Quite right too…… Nirvana has slapped Marc Jacobs International and a couple of big-name retailers with a strongly-worded lawsuit, claiming that the famed fashion brand “infringed Nirvana’s copyright, misleadingly used Nirvana’s trademarks, and utilized other elements with which Nirvana is widely associated to make it appear that Nirvana has endorsed or is otherwise associated with” Marc Jacobs’ “Bootleg Redux Grunge” collection.
Gives us an excuse to feature this which we’d suggest is what Jacobs and others are doing
Here’s the story from Fashion Law Blog
According to the complaint filed by Nirvana, LLC – the legal entity formed in September 1997 by Dave Grohl, Krist Novoselic, and the Courtney Love-controlled Cobain Estate – in a California federal court on Friday, the late Kurt Cobain created Nirvana’s “Smiley Face” logo in 1991 and “Nirvana has used that copyright-protected design and logo continuously since [then] to identify its music.”

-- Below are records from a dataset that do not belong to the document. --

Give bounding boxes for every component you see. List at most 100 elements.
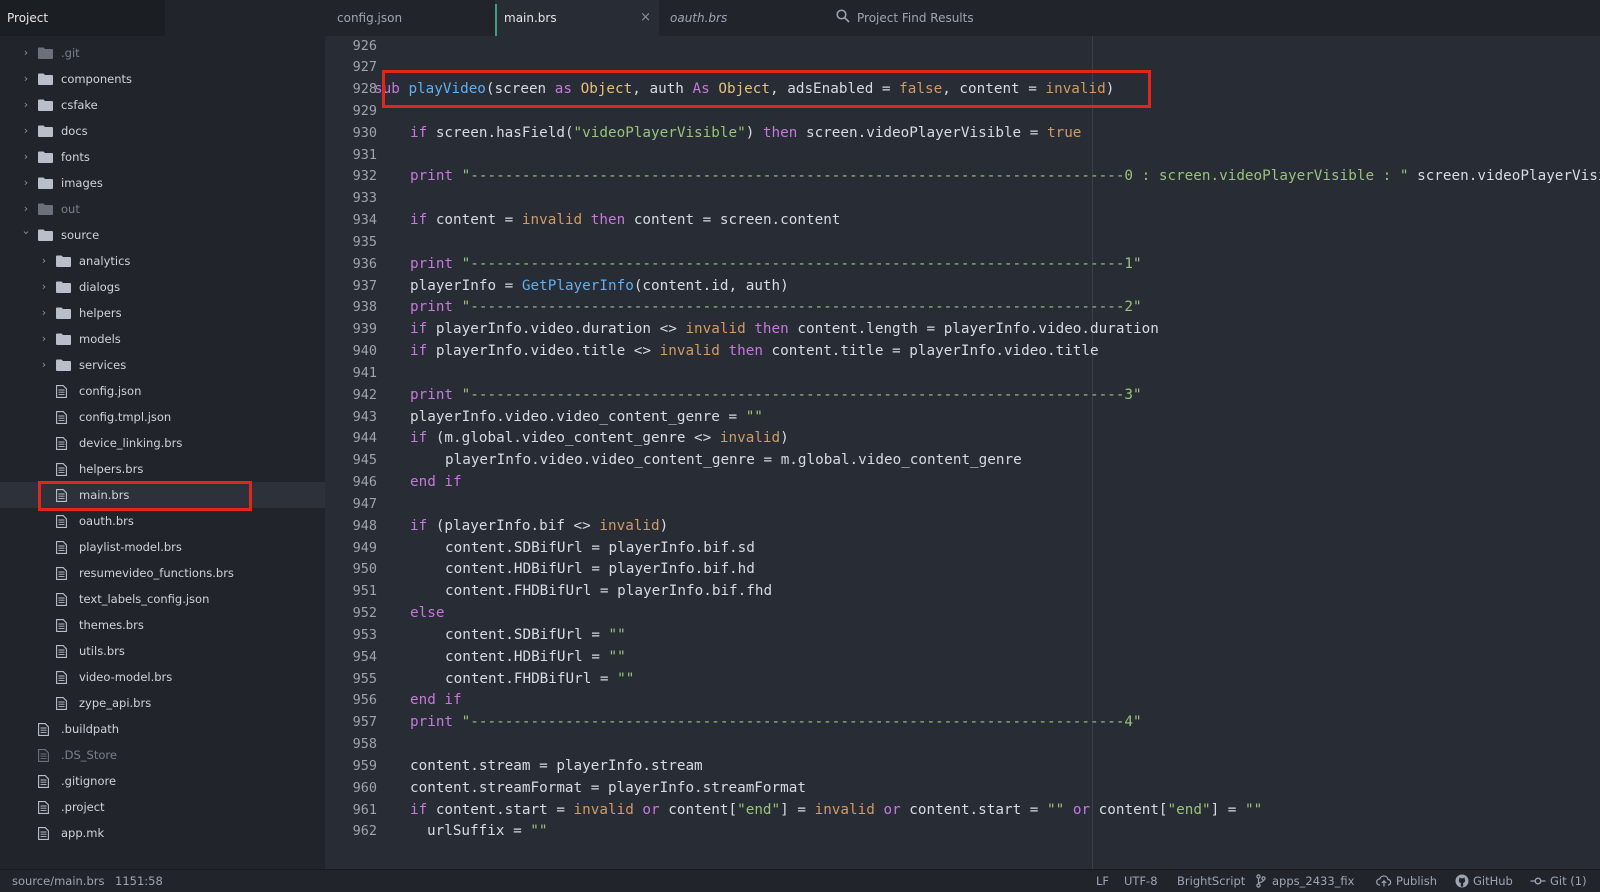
- tab-main-brs[interactable]: main.brs ×: [495, 0, 659, 36]
- code-line[interactable]: content.HDBifUrl = playerInfo.bif.hd: [392, 561, 755, 577]
- code-editor[interactable]: 926 927 928 929 930 931 932 933 934 935 936 937 938 9…: [325, 36, 1600, 869]
- code-line[interactable]: if content.start = invalid or content["e…: [392, 802, 1262, 818]
- tree-folder-git[interactable]: › .git: [0, 40, 325, 66]
- code-line[interactable]: urlSuffix = "": [392, 823, 548, 839]
- status-file-path[interactable]: source/main.brs: [12, 870, 104, 892]
- close-icon[interactable]: ×: [640, 0, 651, 36]
- tree-file-playlist-model-brs[interactable]: playlist-model.brs: [0, 534, 325, 560]
- tree-file-utils-brs[interactable]: utils.brs: [0, 638, 325, 664]
- code-line[interactable]: playerInfo.video.video_content_genre = m…: [392, 452, 1022, 468]
- status-line-ending[interactable]: LF: [1096, 870, 1109, 892]
- tree-file-config-json[interactable]: config.json: [0, 378, 325, 404]
- code-token: content = screen.content: [625, 212, 841, 229]
- code-line[interactable]: content.FHDBifUrl = "": [392, 671, 634, 687]
- tree-file-config-tmpl-json[interactable]: config.tmpl.json: [0, 404, 325, 430]
- tree-folder-source[interactable]: ⌄ source: [0, 222, 325, 248]
- chevron-right-icon[interactable]: ›: [20, 118, 32, 144]
- code-token: content =: [427, 212, 522, 229]
- tree-file-video-model-brs[interactable]: video-model.brs: [0, 664, 325, 690]
- tab-label: main.brs: [504, 11, 557, 25]
- tree-file-app-mk[interactable]: app.mk: [0, 820, 325, 846]
- tree-folder-services[interactable]: › services: [0, 352, 325, 378]
- tab-config-json[interactable]: config.json: [337, 0, 495, 36]
- code-line[interactable]: if playerInfo.video.title <> invalid the…: [392, 343, 1099, 359]
- code-line[interactable]: playerInfo = GetPlayerInfo(content.id, a…: [392, 278, 789, 294]
- code-line[interactable]: print "---------------------------------…: [392, 256, 1142, 272]
- tree-folder-docs[interactable]: › docs: [0, 118, 325, 144]
- code-line[interactable]: if (m.global.video_content_genre <> inva…: [392, 430, 789, 446]
- branch-label: apps_2433_fix: [1272, 874, 1355, 888]
- code-line[interactable]: content.stream = playerInfo.stream: [392, 758, 703, 774]
- code-token: if: [410, 343, 428, 360]
- tree-folder-analytics[interactable]: › analytics: [0, 248, 325, 274]
- code-line[interactable]: if playerInfo.video.duration <> invalid …: [392, 321, 1159, 337]
- tree-file-oauth-brs[interactable]: oauth.brs: [0, 508, 325, 534]
- tree-file-gitignore[interactable]: .gitignore: [0, 768, 325, 794]
- line-number: 929: [352, 102, 377, 119]
- chevron-right-icon[interactable]: ›: [38, 248, 50, 274]
- tab-label: config.json: [337, 11, 403, 25]
- code-line[interactable]: print "---------------------------------…: [392, 299, 1142, 315]
- code-token: playerInfo.video.video_content_genre =: [410, 408, 746, 425]
- code-line[interactable]: content.HDBifUrl = "": [392, 649, 626, 665]
- tab-oauth-brs[interactable]: oauth.brs: [670, 0, 820, 36]
- status-cursor-position[interactable]: 1151:58: [115, 870, 163, 892]
- chevron-right-icon[interactable]: ›: [20, 144, 32, 170]
- tree-file-device-linking-brs[interactable]: device_linking.brs: [0, 430, 325, 456]
- sidebar-title[interactable]: Project: [0, 0, 165, 36]
- chevron-right-icon[interactable]: ›: [20, 40, 32, 66]
- tree-file-helpers-brs[interactable]: helpers.brs: [0, 456, 325, 482]
- tree-folder-fonts[interactable]: › fonts: [0, 144, 325, 170]
- code-line[interactable]: print "---------------------------------…: [392, 387, 1142, 403]
- code-line[interactable]: end if: [392, 692, 462, 708]
- line-number: 955: [352, 670, 377, 687]
- tree-file-buildpath[interactable]: .buildpath: [0, 716, 325, 742]
- tree-folder-models[interactable]: › models: [0, 326, 325, 352]
- tree-folder-dialogs[interactable]: › dialogs: [0, 274, 325, 300]
- code-token: GetPlayerInfo: [521, 277, 634, 294]
- line-number: 939: [352, 321, 377, 338]
- tree-file-zype-api-brs[interactable]: zype_api.brs: [0, 690, 325, 716]
- chevron-right-icon[interactable]: ›: [20, 66, 32, 92]
- line-number: 948: [352, 517, 377, 534]
- tree-folder-images[interactable]: › images: [0, 170, 325, 196]
- chevron-right-icon[interactable]: ›: [20, 170, 32, 196]
- tree-folder-helpers[interactable]: › helpers: [0, 300, 325, 326]
- code-line[interactable]: content.SDBifUrl = playerInfo.bif.sd: [392, 540, 755, 556]
- tree-folder-components[interactable]: › components: [0, 66, 325, 92]
- code-token: playerInfo =: [410, 277, 522, 294]
- chevron-right-icon[interactable]: ›: [20, 92, 32, 118]
- status-encoding[interactable]: UTF-8: [1124, 870, 1158, 892]
- chevron-right-icon[interactable]: ›: [38, 274, 50, 300]
- code-line[interactable]: content.FHDBifUrl = playerInfo.bif.fhd: [392, 583, 772, 599]
- line-number: 937: [352, 277, 377, 294]
- code-line[interactable]: print "---------------------------------…: [392, 714, 1142, 730]
- tree-file-project[interactable]: .project: [0, 794, 325, 820]
- chevron-down-icon[interactable]: ⌄: [20, 218, 32, 244]
- chevron-right-icon[interactable]: ›: [38, 326, 50, 352]
- code-line[interactable]: playerInfo.video.video_content_genre = "…: [392, 409, 763, 425]
- code-token: content.length = playerInfo.video.durati…: [788, 321, 1159, 338]
- tree-folder-csfake[interactable]: › csfake: [0, 92, 325, 118]
- code-line[interactable]: if content = invalid then content = scre…: [392, 212, 840, 228]
- chevron-right-icon[interactable]: ›: [38, 300, 50, 326]
- chevron-right-icon[interactable]: ›: [38, 352, 50, 378]
- code-token: if: [410, 801, 428, 818]
- code-line[interactable]: content.SDBifUrl = "": [392, 627, 626, 643]
- tree-file-themes-brs[interactable]: themes.brs: [0, 612, 325, 638]
- tree-file-ds-store[interactable]: .DS_Store: [0, 742, 325, 768]
- code-token: "---------------------------------------…: [461, 299, 1142, 316]
- tree-file-resumevideo-functions-brs[interactable]: resumevideo_functions.brs: [0, 560, 325, 586]
- code-line[interactable]: end if: [392, 474, 462, 490]
- code-token: "---------------------------------------…: [461, 168, 1409, 185]
- code-line[interactable]: content.streamFormat = playerInfo.stream…: [392, 780, 806, 796]
- code-line[interactable]: if screen.hasField("videoPlayerVisible")…: [392, 125, 1081, 141]
- code-line[interactable]: print "---------------------------------…: [392, 168, 1600, 184]
- tree-file-text-labels-config-json[interactable]: text_labels_config.json: [0, 586, 325, 612]
- status-grammar[interactable]: BrightScript: [1177, 870, 1245, 892]
- tree-folder-out[interactable]: › out: [0, 196, 325, 222]
- tab-project-find-results[interactable]: Project Find Results: [835, 0, 1035, 36]
- code-line[interactable]: else: [392, 605, 444, 621]
- code-line[interactable]: if (playerInfo.bif <> invalid): [392, 518, 668, 534]
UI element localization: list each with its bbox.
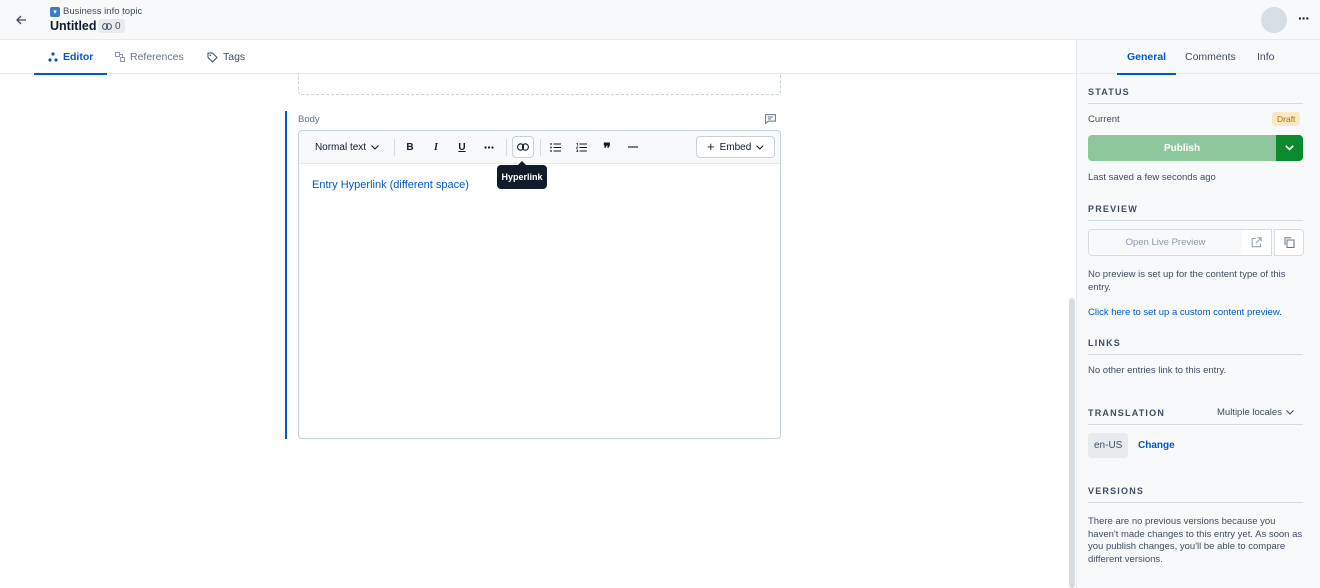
links-heading: LINKS <box>1088 338 1303 355</box>
bulleted-list-icon <box>549 142 561 152</box>
publish-options-button[interactable] <box>1276 135 1303 161</box>
more-options-button[interactable]: ··· <box>1298 10 1310 26</box>
current-status-label: Current <box>1088 114 1120 125</box>
top-bar: ▾ Business info topic Untitled 0 ··· <box>0 0 1320 40</box>
chevron-down-icon <box>371 144 379 150</box>
entry-title: Untitled <box>50 19 97 33</box>
copy-icon <box>1284 237 1294 248</box>
status-heading: STATUS <box>1088 87 1303 104</box>
horizontal-rule-icon <box>628 146 638 148</box>
embed-button[interactable]: + Embed <box>696 136 775 158</box>
horizontal-rule-button[interactable] <box>623 136 643 158</box>
field-label: Body <box>298 114 320 125</box>
locale-chip: en-US <box>1088 433 1129 458</box>
open-external-button[interactable] <box>1242 229 1272 256</box>
chevron-down-icon <box>1286 410 1294 415</box>
toolbar-divider <box>394 139 395 156</box>
field-focus-indicator <box>285 111 287 439</box>
open-live-preview-button[interactable]: Open Live Preview <box>1088 229 1243 256</box>
tab-info[interactable]: Info <box>1257 40 1275 74</box>
hyperlink-button[interactable] <box>512 136 534 158</box>
change-locale-link[interactable]: Change <box>1138 440 1175 451</box>
tab-comments[interactable]: Comments <box>1185 40 1236 74</box>
more-icon <box>484 145 494 149</box>
setup-preview-link[interactable]: Click here to set up a custom content pr… <box>1088 306 1282 319</box>
bulleted-list-button[interactable] <box>545 136 565 158</box>
rich-text-toolbar: Normal text B I U ❞ + Embed <box>299 131 780 164</box>
link-icon <box>517 143 529 151</box>
references-icon <box>115 52 125 62</box>
no-preview-text: No preview is set up for the content typ… <box>1088 269 1286 293</box>
numbered-list-icon <box>575 142 587 152</box>
sidebar-tabs: General Comments Info <box>1077 40 1320 75</box>
tab-editor[interactable]: Editor <box>33 40 108 75</box>
versions-text: There are no previous versions because y… <box>1088 516 1303 565</box>
editor-icon <box>48 52 58 62</box>
tag-icon <box>207 52 218 63</box>
bold-button[interactable]: B <box>400 136 420 158</box>
plus-icon: + <box>707 139 715 154</box>
italic-button[interactable]: I <box>426 136 446 158</box>
links-text: No other entries link to this entry. <box>1088 365 1227 376</box>
chevron-down-icon <box>756 144 764 150</box>
status-badge: Draft <box>1272 112 1301 126</box>
locale-mode-select[interactable]: Multiple locales <box>1217 407 1294 418</box>
tab-references[interactable]: References <box>115 40 184 74</box>
back-button[interactable] <box>10 9 32 31</box>
content-type-icon: ▾ <box>50 6 60 17</box>
preview-heading: PREVIEW <box>1088 204 1303 221</box>
arrow-left-icon <box>16 15 26 25</box>
chevron-down-icon <box>1285 145 1294 151</box>
editor-tabs: Editor References Tags <box>0 40 1077 75</box>
underline-button[interactable]: U <box>452 136 472 158</box>
tab-general[interactable]: General <box>1116 40 1177 75</box>
external-link-icon <box>1251 237 1262 248</box>
toolbar-divider <box>506 139 507 156</box>
quote-button[interactable]: ❞ <box>597 136 617 158</box>
more-formatting-button[interactable] <box>478 136 500 158</box>
avatar[interactable] <box>1261 7 1287 33</box>
tab-tags[interactable]: Tags <box>207 40 245 74</box>
content-type-name: ▾ Business info topic <box>50 6 142 17</box>
link-icon <box>102 22 112 30</box>
copy-preview-button[interactable] <box>1274 229 1304 256</box>
numbered-list-button[interactable] <box>571 136 591 158</box>
text-format-select[interactable]: Normal text <box>307 136 387 158</box>
hyperlink-tooltip: Hyperlink <box>497 161 547 189</box>
last-saved-text: Last saved a few seconds ago <box>1088 172 1216 183</box>
comment-icon[interactable] <box>765 114 776 124</box>
entry-hyperlink[interactable]: Entry Hyperlink (different space) <box>312 179 469 191</box>
toolbar-divider <box>540 139 541 156</box>
scrollbar[interactable] <box>1069 298 1075 588</box>
publish-button[interactable]: Publish <box>1088 135 1276 161</box>
previous-field[interactable] <box>298 74 781 95</box>
versions-heading: VERSIONS <box>1088 486 1303 503</box>
reference-count-badge: 0 <box>98 19 125 33</box>
quote-icon: ❞ <box>603 141 611 157</box>
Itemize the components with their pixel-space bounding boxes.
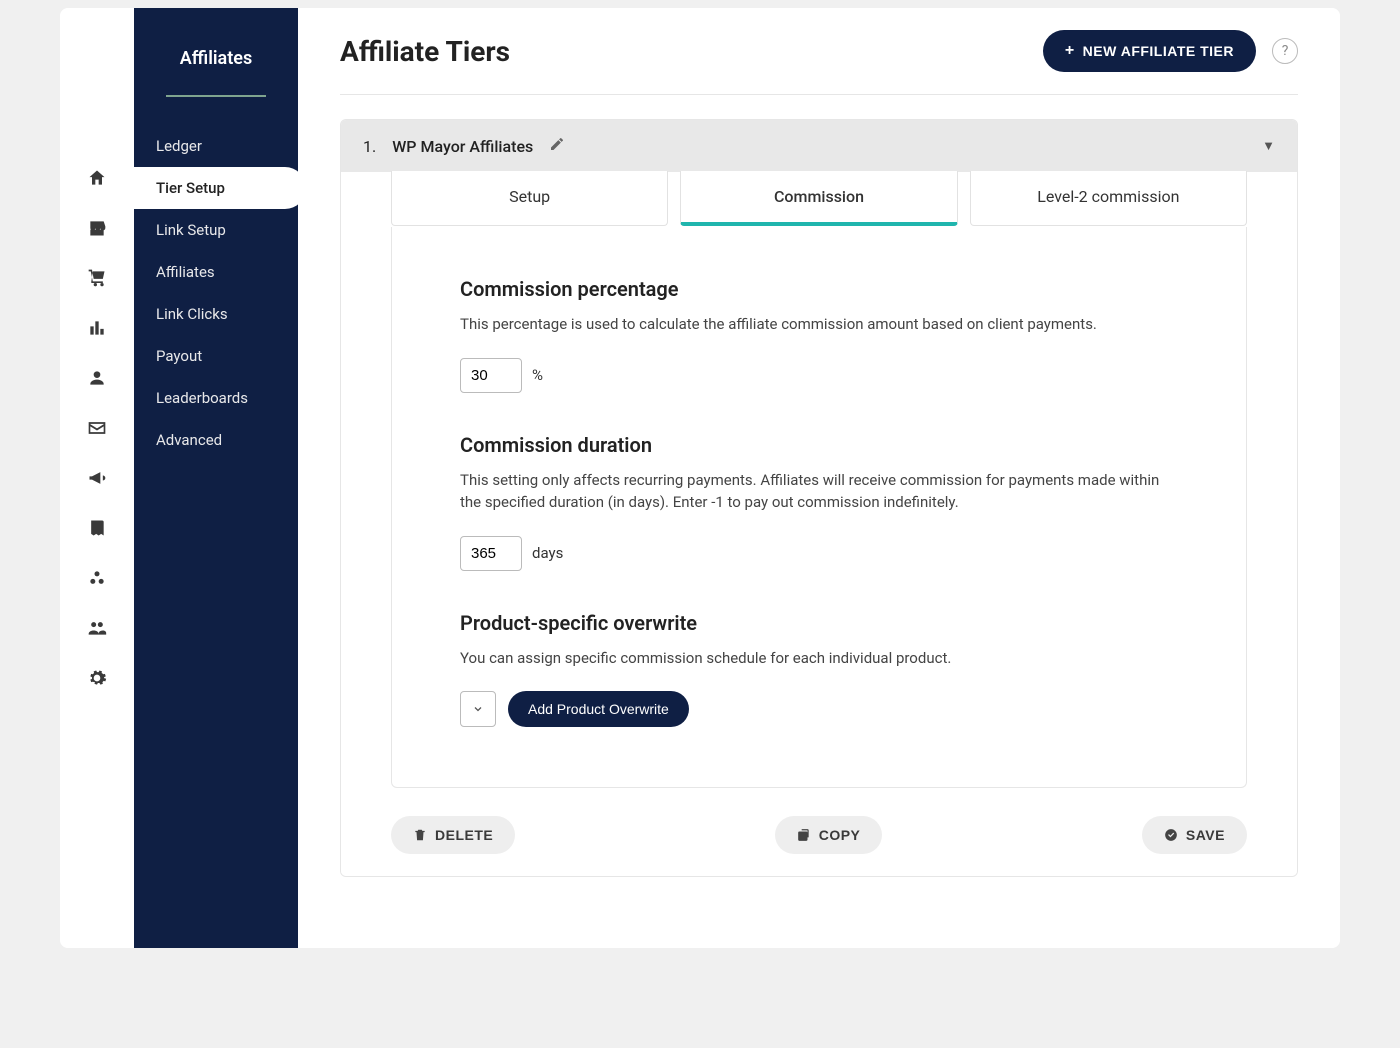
tabs: Setup Commission Level-2 commission [341,172,1297,227]
percent-unit: % [532,366,543,384]
delete-button[interactable]: DELETE [391,816,515,854]
pencil-icon[interactable] [549,136,565,156]
tab-content: Commission percentage This percentage is… [391,227,1247,788]
tier-header-left: 1. WP Mayor Affiliates [363,136,565,156]
tab-setup[interactable]: Setup [391,171,668,226]
sidebar-item-payout[interactable]: Payout [134,335,298,377]
sidebar-item-leaderboards[interactable]: Leaderboards [134,377,298,419]
sidebar-item-affiliates[interactable]: Affiliates [134,251,298,293]
commission-duration-title: Commission duration [460,433,1178,457]
days-unit: days [532,544,563,562]
sidebar-item-tier-setup[interactable]: Tier Setup [134,167,306,209]
sidebar-title: Affiliates [134,48,298,95]
product-overwrite-title: Product-specific overwrite [460,611,1178,635]
cart-icon[interactable] [87,268,107,288]
people-icon[interactable] [87,618,107,638]
commission-percentage-input[interactable] [460,358,522,393]
new-tier-label: NEW AFFILIATE TIER [1083,43,1234,59]
sidebar: Affiliates Ledger Tier Setup Link Setup … [134,8,298,948]
plus-icon: + [1065,42,1075,60]
commission-percentage-row: % [460,358,1178,393]
mail-icon[interactable] [87,418,107,438]
delete-label: DELETE [435,827,493,843]
add-product-overwrite-button[interactable]: Add Product Overwrite [508,691,689,727]
commission-duration-input[interactable] [460,536,522,571]
tier-index: 1. [363,137,376,156]
copy-icon [797,828,811,842]
sidebar-item-advanced[interactable]: Advanced [134,419,298,461]
tab-level2[interactable]: Level-2 commission [970,171,1247,226]
sidebar-divider [166,95,266,97]
tier-name: WP Mayor Affiliates [392,137,533,156]
product-dropdown[interactable] [460,691,496,727]
icon-rail [60,8,134,948]
trash-icon [413,828,427,842]
chevron-down-icon[interactable]: ▼ [1262,138,1275,154]
product-overwrite-row: Add Product Overwrite [460,691,1178,727]
section-product-overwrite: Product-specific overwrite You can assig… [460,611,1178,728]
page-header: Affiliate Tiers + NEW AFFILIATE TIER ? [340,30,1298,95]
commission-duration-desc: This setting only affects recurring paym… [460,469,1178,514]
commission-percentage-desc: This percentage is used to calculate the… [460,313,1178,336]
product-overwrite-desc: You can assign specific commission sched… [460,647,1178,670]
help-button[interactable]: ? [1272,38,1298,64]
tab-commission[interactable]: Commission [680,171,957,226]
save-label: SAVE [1186,827,1225,843]
tier-panel: 1. WP Mayor Affiliates ▼ Setup Commissio… [340,119,1298,877]
main-content: Affiliate Tiers + NEW AFFILIATE TIER ? 1… [298,8,1340,948]
commission-duration-row: days [460,536,1178,571]
megaphone-icon[interactable] [87,468,107,488]
tier-body: Setup Commission Level-2 commission Comm… [341,172,1297,876]
footer-actions: DELETE COPY SAVE [341,788,1297,876]
copy-button[interactable]: COPY [775,816,883,854]
gear-icon[interactable] [87,668,107,688]
save-button[interactable]: SAVE [1142,816,1247,854]
home-icon[interactable] [87,168,107,188]
tier-header[interactable]: 1. WP Mayor Affiliates ▼ [341,120,1297,172]
copy-label: COPY [819,827,861,843]
modules-icon[interactable] [87,568,107,588]
page-title: Affiliate Tiers [340,35,510,68]
check-circle-icon [1164,828,1178,842]
commission-percentage-title: Commission percentage [460,277,1178,301]
store-icon[interactable] [87,218,107,238]
section-commission-percentage: Commission percentage This percentage is… [460,277,1178,393]
user-icon[interactable] [87,368,107,388]
header-actions: + NEW AFFILIATE TIER ? [1043,30,1298,72]
book-icon[interactable] [87,518,107,538]
sidebar-item-link-setup[interactable]: Link Setup [134,209,298,251]
section-commission-duration: Commission duration This setting only af… [460,433,1178,571]
new-affiliate-tier-button[interactable]: + NEW AFFILIATE TIER [1043,30,1256,72]
sidebar-item-link-clicks[interactable]: Link Clicks [134,293,298,335]
sidebar-item-ledger[interactable]: Ledger [134,125,298,167]
chart-icon[interactable] [87,318,107,338]
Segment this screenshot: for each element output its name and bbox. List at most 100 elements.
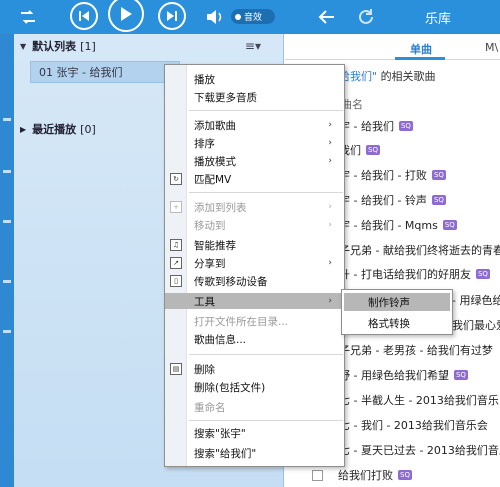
song-title: 子兄弟 - 献给我们终将逝去的青春: [339, 244, 500, 257]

Beyond music, Nirvana – which is “one of the most famous and influential rock bands in history” – has “licensed its copyrighted logo on literally dozens of different t-shirts, shirts, hats, hoodies, bags, backpacks, glasses, wallets, and other items of merchandise, many of which have sold extensively for decades.”
Thanks to such extensive use, the “Smiley Face” design has “come to symbolize the goodwill associated with Nirvana,” thereby giving rise not just to copyright protection for the design but to trademark rights, as well, since “a significant portion of the consuming public assumes that all goods or services that bear the logo are endorsed by or associated with Nirvana.”
Against this background, LVMH-owned Marc Jacobs recently re-released its controversial Grunge Collection, which designer Marc Jacobs originally showed for Perry Ellis back in 1993. In that collection are “items of clothing that utilize a design and logo virtually identical to Nirvana’s [Smiley Face] image,” the complaint asserts, including t-shirts, sweatshirts, and socks.
However, unlike the Nirvana-logoed t-shirts being offered by Target or Urban Outfitters, for instance, Marc Jacobs allegedly did not receive authorization/pay a license fee to use Nirvana’s valuable intellectual property on its $115 t-shirts and nearly $200 crewneck sweatshirts.